For color, BMW is offering 11 exterior options at launch, including an exclusive new metallic shade called M Le Castellet Blue.
The Interior: A Tech-Forward Cockpit Built For Drivers
Inside, BMW has gone all-in on its new Panoramic iDrive setup. The centerpiece is the BMW Panoramic Vision, a display that projects driving-critical information across the lower portion of the windshield from A-pillar to A-pillar, keeping your eyes exactly where they belong: on the road.
Paired with an optional BMW 3D Head-Up Display and a pretty massive 17.9-inch central touchscreen in “Free-Cut Design,” the cabin feels genuinely futuristic without losing that driver-first BMW philosophy. The redesigned steering wheel features a center spoke and Shy Tech multifunction controls that only illuminate when relevant – clean, purposeful, and driver-oriented.
Up to seven driver profiles can be stored via BMW ID, meaning every person who gets behind the wheel gets the car configured exactly the way they like it. The BMW Intelligent Personal Assistant, now enhanced with Amazon Alexa+ AI, handles everything from navigation to media to vehicle functions through natural, conversational voice commands.
The Heart Of Joy: BMW’s New Performance Brain
BMW calls its new vehicle dynamics computer the “Heart of Joy,” and it’s not just a marketing name. As one of four high-performance superbrains running the car, this system manages drive, brakes, steering inputs, and recuperation, and it responds ten times faster than previous BMW systems.

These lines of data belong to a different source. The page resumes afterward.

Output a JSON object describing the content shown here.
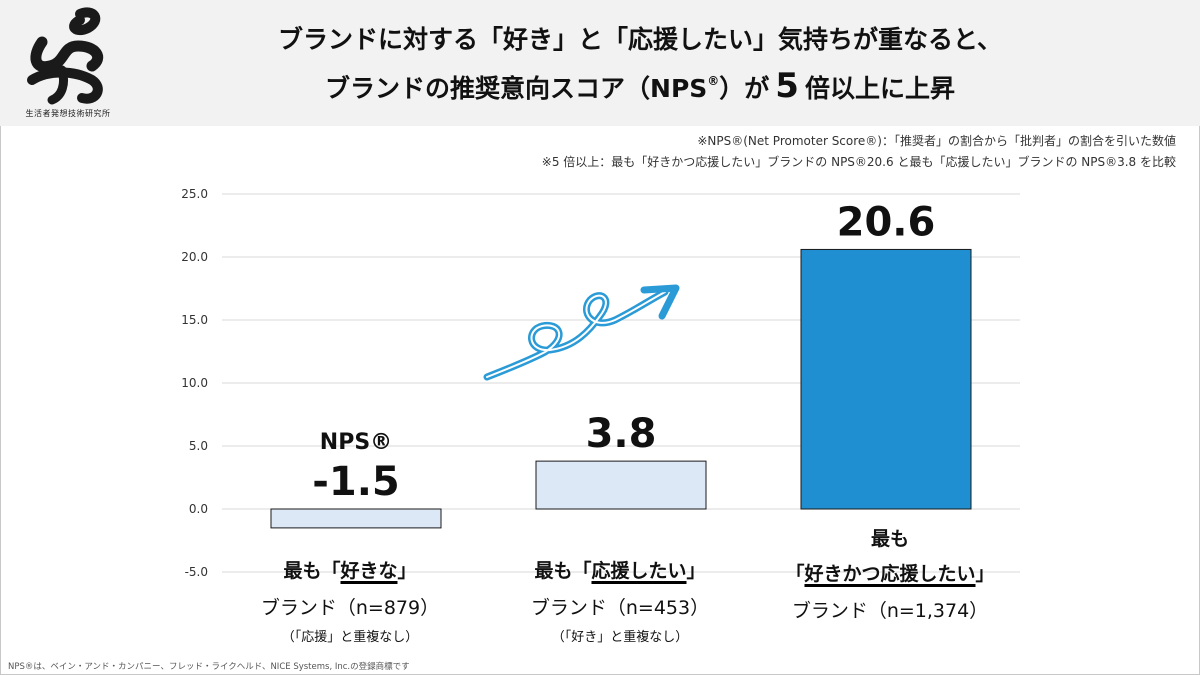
{
  "header": {
    "logo_text": "生活者発想技術研究所",
    "title_line1": "ブランドに対する「好き」と「応援したい」気持ちが重なると、",
    "title_line2_a": "ブランドの推奨意向スコア（NPS",
    "title_line2_sup": "®",
    "title_line2_b": "）が",
    "title_line2_big": "5",
    "title_line2_c": "倍以上に上昇"
  },
  "notes": {
    "note1": "※NPS®(Net Promoter Score®)：「推奨者」の割合から「批判者」の割合を引いた数値",
    "note2": "※5 倍以上：最も「好きかつ応援したい」ブランドの NPS®20.6 と最も「応援したい」ブランドの NPS®3.8 を比較"
  },
  "chart_data": {
    "type": "bar",
    "categories": [
      "最も「好きな」ブランド（n=879）",
      "最も「応援したい」ブランド（n=453）",
      "最も「好きかつ応援したい」ブランド（n=1,374）"
    ],
    "series": [
      {
        "values": [
          -1.5,
          3.8,
          20.6
        ]
      }
    ],
    "value_labels": [
      "-1.5",
      "3.8",
      "20.6"
    ],
    "value_label_prefix": "NPS®",
    "ylim": [
      -5.0,
      25.0
    ],
    "yticks": [
      25.0,
      20.0,
      15.0,
      10.0,
      5.0,
      0.0,
      -5.0
    ],
    "ytick_labels": [
      "25.0",
      "20.0",
      "15.0",
      "10.0",
      "5.0",
      "0.0",
      "-5.0"
    ],
    "grid": true,
    "colors": [
      "#dde8f6",
      "#dde8f6",
      "#1f8fd1"
    ],
    "bar_edge": "#1a1a1a",
    "annotation": "upward-arrow"
  },
  "categories_display": [
    {
      "pre": "最も「",
      "hl": "好きな",
      "post": "」",
      "sub": "ブランド（n=879）",
      "note": "（「応援」と重複なし）"
    },
    {
      "pre": "最も「",
      "hl": "応援したい",
      "post": "」",
      "sub": "ブランド（n=453）",
      "note": "（「好き」と重複なし）"
    },
    {
      "line0": "最も",
      "pre": "「",
      "hl": "好きかつ応援したい",
      "post": "」",
      "sub": "ブランド（n=1,374）"
    }
  ],
  "footnote": "NPS®は、ベイン・アンド・カンパニー、フレッド・ライクヘルド、NICE Systems, Inc.の登録商標です"
}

The result, according to BMW, is cornering that’s more consistent and predictable, requiring fewer control interventions and delivering a more connected, assured feel through the wheel. An Adaptive M suspension is available as an option for those who want to dial in even sharper dynamics.

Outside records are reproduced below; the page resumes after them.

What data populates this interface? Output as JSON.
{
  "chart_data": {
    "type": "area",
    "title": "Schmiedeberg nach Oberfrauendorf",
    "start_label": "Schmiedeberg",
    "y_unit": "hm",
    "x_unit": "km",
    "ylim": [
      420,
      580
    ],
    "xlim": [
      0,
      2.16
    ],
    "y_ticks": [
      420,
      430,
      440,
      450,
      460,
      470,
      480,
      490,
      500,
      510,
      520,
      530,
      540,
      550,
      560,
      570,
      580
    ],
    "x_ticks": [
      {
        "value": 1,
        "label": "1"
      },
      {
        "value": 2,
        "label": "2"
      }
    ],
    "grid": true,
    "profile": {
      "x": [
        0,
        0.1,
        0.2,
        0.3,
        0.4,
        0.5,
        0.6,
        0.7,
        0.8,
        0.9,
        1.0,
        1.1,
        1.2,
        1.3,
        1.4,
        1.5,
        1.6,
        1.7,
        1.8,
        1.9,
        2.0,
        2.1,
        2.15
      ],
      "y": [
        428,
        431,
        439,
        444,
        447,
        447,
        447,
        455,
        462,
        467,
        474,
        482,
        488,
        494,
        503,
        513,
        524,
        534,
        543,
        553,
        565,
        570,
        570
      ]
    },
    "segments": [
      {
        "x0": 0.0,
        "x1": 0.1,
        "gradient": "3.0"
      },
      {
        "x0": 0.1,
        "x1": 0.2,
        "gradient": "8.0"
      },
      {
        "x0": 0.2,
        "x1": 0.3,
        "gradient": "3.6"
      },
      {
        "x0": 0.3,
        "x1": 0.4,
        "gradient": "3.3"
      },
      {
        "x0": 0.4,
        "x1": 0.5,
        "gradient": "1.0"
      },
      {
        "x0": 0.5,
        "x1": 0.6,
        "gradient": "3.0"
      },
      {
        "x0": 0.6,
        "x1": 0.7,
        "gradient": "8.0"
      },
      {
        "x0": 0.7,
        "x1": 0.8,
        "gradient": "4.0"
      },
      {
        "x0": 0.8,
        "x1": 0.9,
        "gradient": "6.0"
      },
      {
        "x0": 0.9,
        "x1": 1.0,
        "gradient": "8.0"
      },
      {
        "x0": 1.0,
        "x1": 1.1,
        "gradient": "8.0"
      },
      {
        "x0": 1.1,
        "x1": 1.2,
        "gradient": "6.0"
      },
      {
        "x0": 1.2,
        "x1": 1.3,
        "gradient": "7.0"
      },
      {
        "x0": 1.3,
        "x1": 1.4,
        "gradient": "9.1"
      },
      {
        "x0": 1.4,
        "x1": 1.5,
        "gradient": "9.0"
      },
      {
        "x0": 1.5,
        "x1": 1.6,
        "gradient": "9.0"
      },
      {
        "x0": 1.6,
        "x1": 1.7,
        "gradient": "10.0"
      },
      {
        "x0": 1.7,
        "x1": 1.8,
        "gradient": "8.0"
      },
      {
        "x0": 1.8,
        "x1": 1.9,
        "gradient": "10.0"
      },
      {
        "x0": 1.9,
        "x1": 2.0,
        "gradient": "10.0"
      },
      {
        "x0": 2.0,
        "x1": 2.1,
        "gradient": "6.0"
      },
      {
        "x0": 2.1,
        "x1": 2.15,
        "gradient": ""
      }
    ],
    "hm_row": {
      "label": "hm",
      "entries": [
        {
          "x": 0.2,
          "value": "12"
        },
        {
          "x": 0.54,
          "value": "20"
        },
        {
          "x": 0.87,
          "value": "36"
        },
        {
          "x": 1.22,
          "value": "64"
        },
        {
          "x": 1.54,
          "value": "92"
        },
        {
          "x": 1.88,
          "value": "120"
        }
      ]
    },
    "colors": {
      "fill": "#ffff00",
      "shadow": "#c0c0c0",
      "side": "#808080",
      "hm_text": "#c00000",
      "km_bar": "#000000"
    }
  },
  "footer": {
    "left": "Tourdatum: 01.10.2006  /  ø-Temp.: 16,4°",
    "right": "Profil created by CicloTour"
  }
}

Braking has also been refined through a system BMW calls Soft-Stop, which uses the electric motors to handle nearly all deceleration in everyday driving. Physical brakes are reserved for spirited driving or emergency situations, keeping efficiency high and wear low.

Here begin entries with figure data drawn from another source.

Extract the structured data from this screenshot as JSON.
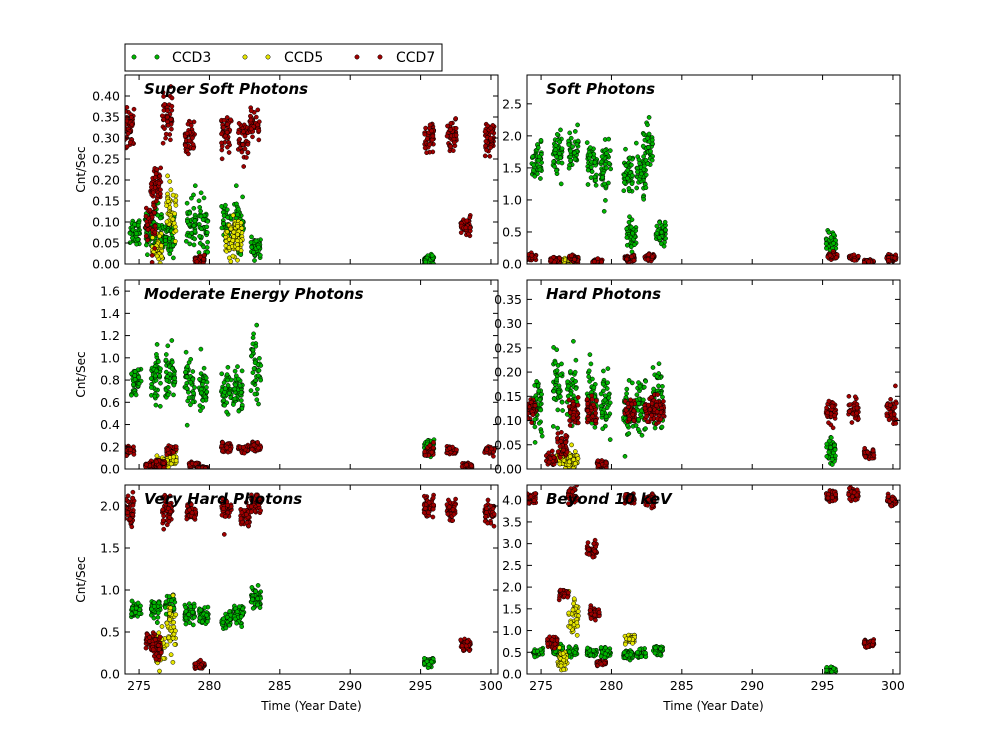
{
  "legend": {
    "placement": "top-left, above plots",
    "entries": [
      {
        "name": "CCD3",
        "color": "#00b400"
      },
      {
        "name": "CCD5",
        "color": "#e6e600"
      },
      {
        "name": "CCD7",
        "color": "#a00000"
      }
    ]
  },
  "chart_data": [
    {
      "id": "super_soft",
      "type": "scatter",
      "title": "Super Soft Photons",
      "ylabel": "Cnt/Sec",
      "xlabel": "",
      "xlim": [
        274,
        300.5
      ],
      "ylim": [
        0,
        0.45
      ],
      "xticks": [
        "275",
        "280",
        "285",
        "290",
        "295",
        "300"
      ],
      "xtick_values": [
        275,
        280,
        285,
        290,
        295,
        300
      ],
      "yticks": [
        "0.00",
        "0.05",
        "0.10",
        "0.15",
        "0.20",
        "0.25",
        "0.30",
        "0.35",
        "0.40"
      ],
      "ytick_values": [
        0,
        0.05,
        0.1,
        0.15,
        0.2,
        0.25,
        0.3,
        0.35,
        0.4
      ],
      "show_xtick_labels": false,
      "series": [
        {
          "name": "CCD3",
          "clusters": [
            [
              274.7,
              0.08,
              0.03
            ],
            [
              275.7,
              0.08,
              0.04
            ],
            [
              276.4,
              0.08,
              0.05
            ],
            [
              277.2,
              0.07,
              0.04
            ],
            [
              278.7,
              0.1,
              0.05
            ],
            [
              279.6,
              0.09,
              0.05
            ],
            [
              281.2,
              0.09,
              0.04
            ],
            [
              282.1,
              0.09,
              0.05
            ],
            [
              283.3,
              0.04,
              0.02
            ],
            [
              295.6,
              0.01,
              0.01
            ]
          ]
        },
        {
          "name": "CCD5",
          "clusters": [
            [
              276.3,
              0.04,
              0.03
            ],
            [
              277.3,
              0.12,
              0.05
            ],
            [
              281.5,
              0.06,
              0.03
            ],
            [
              282.0,
              0.07,
              0.04
            ]
          ]
        },
        {
          "name": "CCD7",
          "clusters": [
            [
              274.3,
              0.33,
              0.04
            ],
            [
              275.8,
              0.09,
              0.05
            ],
            [
              276.2,
              0.18,
              0.04
            ],
            [
              277.0,
              0.35,
              0.05
            ],
            [
              278.6,
              0.3,
              0.04
            ],
            [
              279.3,
              0.01,
              0.01
            ],
            [
              281.2,
              0.31,
              0.04
            ],
            [
              282.4,
              0.3,
              0.04
            ],
            [
              283.2,
              0.33,
              0.03
            ],
            [
              295.6,
              0.3,
              0.03
            ],
            [
              297.2,
              0.31,
              0.03
            ],
            [
              298.2,
              0.09,
              0.02
            ],
            [
              299.9,
              0.3,
              0.03
            ]
          ]
        }
      ]
    },
    {
      "id": "soft",
      "type": "scatter",
      "title": "Soft Photons",
      "ylabel": "",
      "xlabel": "",
      "xlim": [
        274,
        300.5
      ],
      "ylim": [
        0,
        2.95
      ],
      "xticks": [
        "275",
        "280",
        "285",
        "290",
        "295",
        "300"
      ],
      "xtick_values": [
        275,
        280,
        285,
        290,
        295,
        300
      ],
      "yticks": [
        "0.0",
        "0.5",
        "1.0",
        "1.5",
        "2.0",
        "2.5"
      ],
      "ytick_values": [
        0,
        0.5,
        1.0,
        1.5,
        2.0,
        2.5
      ],
      "show_xtick_labels": false,
      "series": [
        {
          "name": "CCD3",
          "clusters": [
            [
              274.7,
              1.6,
              0.25
            ],
            [
              276.2,
              1.7,
              0.25
            ],
            [
              277.3,
              1.8,
              0.25
            ],
            [
              278.6,
              1.6,
              0.3
            ],
            [
              279.6,
              1.5,
              0.3
            ],
            [
              281.2,
              1.4,
              0.25
            ],
            [
              281.4,
              0.45,
              0.2
            ],
            [
              282.1,
              1.4,
              0.25
            ],
            [
              282.6,
              1.8,
              0.3
            ],
            [
              283.5,
              0.5,
              0.15
            ],
            [
              295.6,
              0.35,
              0.15
            ]
          ]
        },
        {
          "name": "CCD5",
          "clusters": [
            [
              276.4,
              0.05,
              0.04
            ],
            [
              277.3,
              0.06,
              0.04
            ]
          ]
        },
        {
          "name": "CCD7",
          "clusters": [
            [
              274.3,
              0.1,
              0.05
            ],
            [
              276.0,
              0.06,
              0.04
            ],
            [
              277.3,
              0.08,
              0.05
            ],
            [
              279.0,
              0.04,
              0.03
            ],
            [
              281.3,
              0.08,
              0.04
            ],
            [
              282.7,
              0.1,
              0.04
            ],
            [
              295.7,
              0.12,
              0.04
            ],
            [
              297.2,
              0.1,
              0.04
            ],
            [
              298.3,
              0.04,
              0.02
            ],
            [
              299.9,
              0.1,
              0.04
            ]
          ]
        }
      ]
    },
    {
      "id": "moderate",
      "type": "scatter",
      "title": "Moderate Energy Photons",
      "ylabel": "Cnt/Sec",
      "xlabel": "",
      "xlim": [
        274,
        300.5
      ],
      "ylim": [
        0,
        1.7
      ],
      "xticks": [
        "275",
        "280",
        "285",
        "290",
        "295",
        "300"
      ],
      "xtick_values": [
        275,
        280,
        285,
        290,
        295,
        300
      ],
      "yticks": [
        "0.0",
        "0.2",
        "0.4",
        "0.6",
        "0.8",
        "1.0",
        "1.2",
        "1.4",
        "1.6"
      ],
      "ytick_values": [
        0,
        0.2,
        0.4,
        0.6,
        0.8,
        1.0,
        1.2,
        1.4,
        1.6
      ],
      "show_xtick_labels": false,
      "series": [
        {
          "name": "CCD3",
          "clusters": [
            [
              274.8,
              0.8,
              0.12
            ],
            [
              276.2,
              0.85,
              0.18
            ],
            [
              277.2,
              0.85,
              0.18
            ],
            [
              278.6,
              0.8,
              0.2
            ],
            [
              279.6,
              0.75,
              0.2
            ],
            [
              281.2,
              0.7,
              0.15
            ],
            [
              282.0,
              0.7,
              0.2
            ],
            [
              283.3,
              0.9,
              0.25
            ],
            [
              295.6,
              0.2,
              0.05
            ]
          ]
        },
        {
          "name": "CCD5",
          "clusters": [
            [
              276.5,
              0.06,
              0.04
            ],
            [
              277.3,
              0.08,
              0.05
            ]
          ]
        },
        {
          "name": "CCD7",
          "clusters": [
            [
              274.3,
              0.17,
              0.03
            ],
            [
              275.8,
              0.03,
              0.02
            ],
            [
              276.5,
              0.05,
              0.03
            ],
            [
              277.3,
              0.17,
              0.03
            ],
            [
              278.9,
              0.04,
              0.02
            ],
            [
              279.5,
              0.01,
              0.01
            ],
            [
              281.2,
              0.2,
              0.04
            ],
            [
              282.4,
              0.18,
              0.03
            ],
            [
              283.3,
              0.2,
              0.03
            ],
            [
              295.6,
              0.16,
              0.04
            ],
            [
              297.2,
              0.17,
              0.03
            ],
            [
              298.3,
              0.03,
              0.02
            ],
            [
              299.9,
              0.17,
              0.03
            ]
          ]
        }
      ]
    },
    {
      "id": "hard",
      "type": "scatter",
      "title": "Hard Photons",
      "ylabel": "",
      "xlabel": "",
      "xlim": [
        274,
        300.5
      ],
      "ylim": [
        0,
        0.39
      ],
      "xticks": [
        "275",
        "280",
        "285",
        "290",
        "295",
        "300"
      ],
      "xtick_values": [
        275,
        280,
        285,
        290,
        295,
        300
      ],
      "yticks": [
        "0.00",
        "0.05",
        "0.10",
        "0.15",
        "0.20",
        "0.25",
        "0.30",
        "0.35"
      ],
      "ytick_values": [
        0,
        0.05,
        0.1,
        0.15,
        0.2,
        0.25,
        0.3,
        0.35
      ],
      "show_xtick_labels": false,
      "series": [
        {
          "name": "CCD3",
          "clusters": [
            [
              274.8,
              0.13,
              0.05
            ],
            [
              276.2,
              0.17,
              0.06
            ],
            [
              277.2,
              0.15,
              0.05
            ],
            [
              278.6,
              0.15,
              0.06
            ],
            [
              279.6,
              0.13,
              0.05
            ],
            [
              281.2,
              0.12,
              0.05
            ],
            [
              282.1,
              0.13,
              0.05
            ],
            [
              283.3,
              0.15,
              0.06
            ],
            [
              295.6,
              0.04,
              0.02
            ]
          ]
        },
        {
          "name": "CCD5",
          "clusters": [
            [
              276.5,
              0.02,
              0.015
            ],
            [
              277.3,
              0.02,
              0.015
            ]
          ]
        },
        {
          "name": "CCD7",
          "clusters": [
            [
              274.3,
              0.12,
              0.02
            ],
            [
              275.7,
              0.02,
              0.01
            ],
            [
              276.5,
              0.05,
              0.02
            ],
            [
              277.3,
              0.12,
              0.02
            ],
            [
              278.6,
              0.12,
              0.02
            ],
            [
              279.3,
              0.01,
              0.005
            ],
            [
              281.3,
              0.12,
              0.02
            ],
            [
              282.7,
              0.12,
              0.02
            ],
            [
              283.4,
              0.12,
              0.02
            ],
            [
              295.6,
              0.12,
              0.02
            ],
            [
              297.2,
              0.12,
              0.02
            ],
            [
              298.3,
              0.03,
              0.01
            ],
            [
              299.9,
              0.12,
              0.02
            ]
          ]
        }
      ]
    },
    {
      "id": "very_hard",
      "type": "scatter",
      "title": "Very Hard Photons",
      "ylabel": "Cnt/Sec",
      "xlabel": "Time (Year Date)",
      "xlim": [
        274,
        300.5
      ],
      "ylim": [
        0,
        2.25
      ],
      "xticks": [
        "275",
        "280",
        "285",
        "290",
        "295",
        "300"
      ],
      "xtick_values": [
        275,
        280,
        285,
        290,
        295,
        300
      ],
      "yticks": [
        "0.0",
        "0.5",
        "1.0",
        "1.5",
        "2.0"
      ],
      "ytick_values": [
        0,
        0.5,
        1.0,
        1.5,
        2.0
      ],
      "show_xtick_labels": true,
      "series": [
        {
          "name": "CCD3",
          "clusters": [
            [
              274.8,
              0.75,
              0.08
            ],
            [
              276.2,
              0.78,
              0.1
            ],
            [
              277.2,
              0.8,
              0.12
            ],
            [
              278.6,
              0.72,
              0.1
            ],
            [
              279.6,
              0.68,
              0.08
            ],
            [
              281.2,
              0.65,
              0.08
            ],
            [
              282.1,
              0.7,
              0.1
            ],
            [
              283.3,
              0.9,
              0.1
            ],
            [
              295.6,
              0.15,
              0.05
            ]
          ]
        },
        {
          "name": "CCD5",
          "clusters": [
            [
              276.5,
              0.3,
              0.2
            ],
            [
              277.3,
              0.6,
              0.3
            ]
          ]
        },
        {
          "name": "CCD7",
          "clusters": [
            [
              274.3,
              1.95,
              0.15
            ],
            [
              275.8,
              0.4,
              0.08
            ],
            [
              276.3,
              0.3,
              0.08
            ],
            [
              277.0,
              1.95,
              0.15
            ],
            [
              278.7,
              1.95,
              0.1
            ],
            [
              279.3,
              0.1,
              0.04
            ],
            [
              281.2,
              1.95,
              0.1
            ],
            [
              282.5,
              1.9,
              0.1
            ],
            [
              283.3,
              2.05,
              0.1
            ],
            [
              295.6,
              2.0,
              0.1
            ],
            [
              297.2,
              1.95,
              0.1
            ],
            [
              298.2,
              0.35,
              0.06
            ],
            [
              299.9,
              1.9,
              0.1
            ]
          ]
        }
      ]
    },
    {
      "id": "beyond10",
      "type": "scatter",
      "title": "Beyond 10 keV",
      "ylabel": "",
      "xlabel": "Time (Year Date)",
      "xlim": [
        274,
        300.5
      ],
      "ylim": [
        0,
        4.35
      ],
      "xticks": [
        "275",
        "280",
        "285",
        "290",
        "295",
        "300"
      ],
      "xtick_values": [
        275,
        280,
        285,
        290,
        295,
        300
      ],
      "yticks": [
        "0.0",
        "0.5",
        "1.0",
        "1.5",
        "2.0",
        "2.5",
        "3.0",
        "3.5",
        "4.0"
      ],
      "ytick_values": [
        0,
        0.5,
        1.0,
        1.5,
        2.0,
        2.5,
        3.0,
        3.5,
        4.0
      ],
      "show_xtick_labels": true,
      "series": [
        {
          "name": "CCD3",
          "clusters": [
            [
              274.8,
              0.5,
              0.08
            ],
            [
              276.2,
              0.55,
              0.1
            ],
            [
              277.2,
              0.5,
              0.1
            ],
            [
              278.6,
              0.5,
              0.08
            ],
            [
              279.6,
              0.5,
              0.1
            ],
            [
              281.2,
              0.45,
              0.08
            ],
            [
              282.1,
              0.45,
              0.08
            ],
            [
              283.3,
              0.55,
              0.08
            ],
            [
              295.6,
              0.1,
              0.05
            ]
          ]
        },
        {
          "name": "CCD5",
          "clusters": [
            [
              276.5,
              0.3,
              0.2
            ],
            [
              277.3,
              1.3,
              0.4
            ],
            [
              281.3,
              0.8,
              0.1
            ]
          ]
        },
        {
          "name": "CCD7",
          "clusters": [
            [
              274.3,
              4.05,
              0.12
            ],
            [
              275.8,
              0.75,
              0.1
            ],
            [
              276.6,
              1.85,
              0.1
            ],
            [
              277.2,
              4.1,
              0.15
            ],
            [
              278.6,
              2.85,
              0.1
            ],
            [
              278.8,
              1.4,
              0.1
            ],
            [
              279.3,
              0.25,
              0.05
            ],
            [
              281.3,
              4.05,
              0.1
            ],
            [
              282.7,
              4.0,
              0.1
            ],
            [
              295.6,
              4.1,
              0.12
            ],
            [
              297.2,
              4.15,
              0.12
            ],
            [
              298.3,
              0.7,
              0.08
            ],
            [
              299.9,
              4.0,
              0.1
            ]
          ]
        }
      ]
    }
  ]
}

Sixth-Gen eDrive And The Battery Behind The Range
The i3’s 440-mile range figure doesn’t happen by accident. It’s the product of BMW’s sixth-generation eDrive technology, which uses new 46mm x 95mm cylindrical battery cells in a cell-to-pack design, meaning the cells go straight into the pack without intermediate modules. This bumps volumetric energy density up 20 percent over the previous generation’s prismatic cells and contributes to a flatter, lower-mounted battery that drops the car’s center of gravity for better handling.
The battery housing itself doubles as a structural component through BMW’s pack-to-open-body construction, saving weight and improving torsional rigidity at the same time.
Powering the rear axle is an electrically excited synchronous motor (EESM), a technology that allows the magnetic field to be dynamically adjusted for maximum efficiency at low loads and maximum torque under hard acceleration. The front axle runs a lighter, more compact asynchronous motor (ASM). Together, BMW says this combination reduces energy losses by 40 percent, drops drive system weight by 10 percent, and cuts manufacturing costs by 20 percent compared to the previous generation.
When Can You Get One?
Production of the new BMW i3 begins at BMW’s Munich plant in August 2026, with the first customer deliveries expected in autumn of this year. The Munich facility is undergoing a major transformation. One year after the i3 goes into production, the plant will shift exclusively to Neue Klasse electric vehicles.
Pricing hasn’t been announced yet, but with 463 horsepower, a 440-mile range, and a design direction that feels like a genuine return to form, the new BMW i3 is shaping up to be exactly what the 3 Series needed to stay relevant in the EV era.